- Dharamsinghwa Location in India Dharamsinghwa Dharamsinghwa (Uttar Pradesh)
- Coordinates: 27°05′N 83°04′E﻿ / ﻿27.08°N 83.06°E
- Country: India
- State: Uttar Pradesh
- District: Sant Kabir Nagar
- Tehsil: Mehdawal

Government
- • Type: Nagar Panchayat
- • Chairperson: Wasiuddin Ansari

Languages
- • Official: Hindi and Urdu
- • Spoken: Awadhi
- Time zone: UTC+5:30
- Postal Index Number (PIN): 272154

= Dharamsinghwa =

Town and Nagar Panchayat in Uttar Pradesh, India

Dharamsinghwa, also spelt as Dharmsinghwa and Dharmsinghawa, is a town and a newly formed Nagar Panchayat in the Sant Kabir Nagar district of the Uttar Pradesh state of India. It is situated about 40 kilometres north of the district headquarters, Khalilabad. The town is known for its Kushan-era Buddhist Stupa.

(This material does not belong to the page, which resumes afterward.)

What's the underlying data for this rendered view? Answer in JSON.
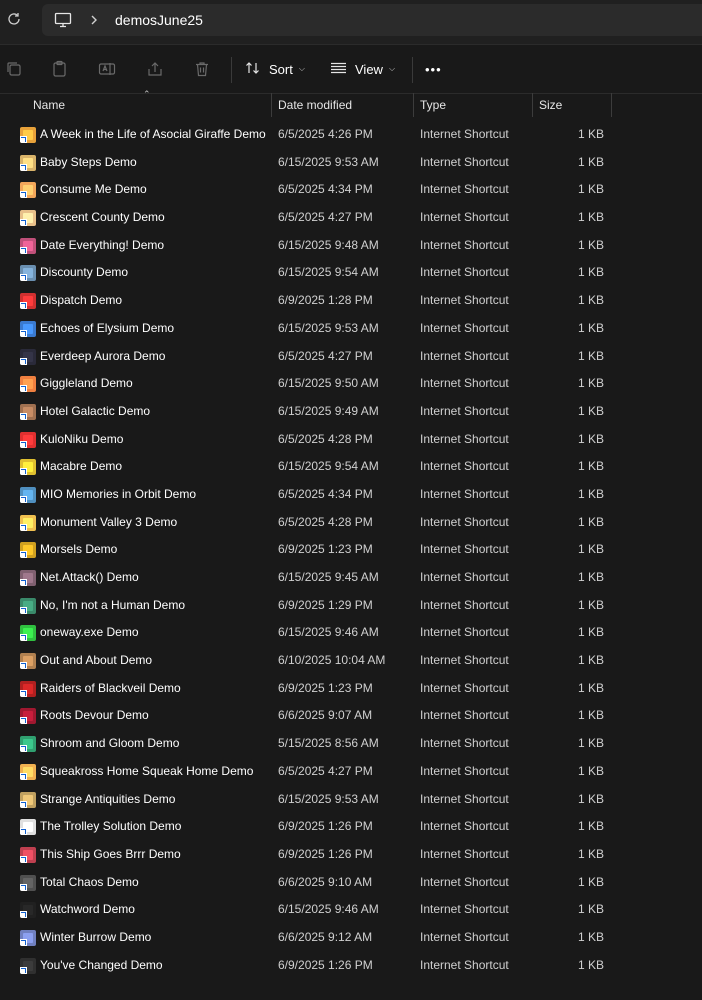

The town has 15 wards and 20 neighbourhoods. The Nagar Panchayat office is being made in one of the town’s neighbourhoods, Sewaichpar.

There are no national or state highways that pass through the town, but nearby cities and towns such as Belauha Bazaar, Menhdawal, Bansi and Dhani are connected through local roads. The nearest railway stations are in Siddharth Nagar and Khalilabad.

== Transport ==

The town is connected to nearby villages and towns via local roads.

There are a few private buses that either depart from the town or pass through it and go to Menhdawal, Khalilabad, Basti, Anand Nagar, Gorakhpur, Sonauli and Lucknow.

Additionally, e-rickshaws are easily available for nearby villages and towns.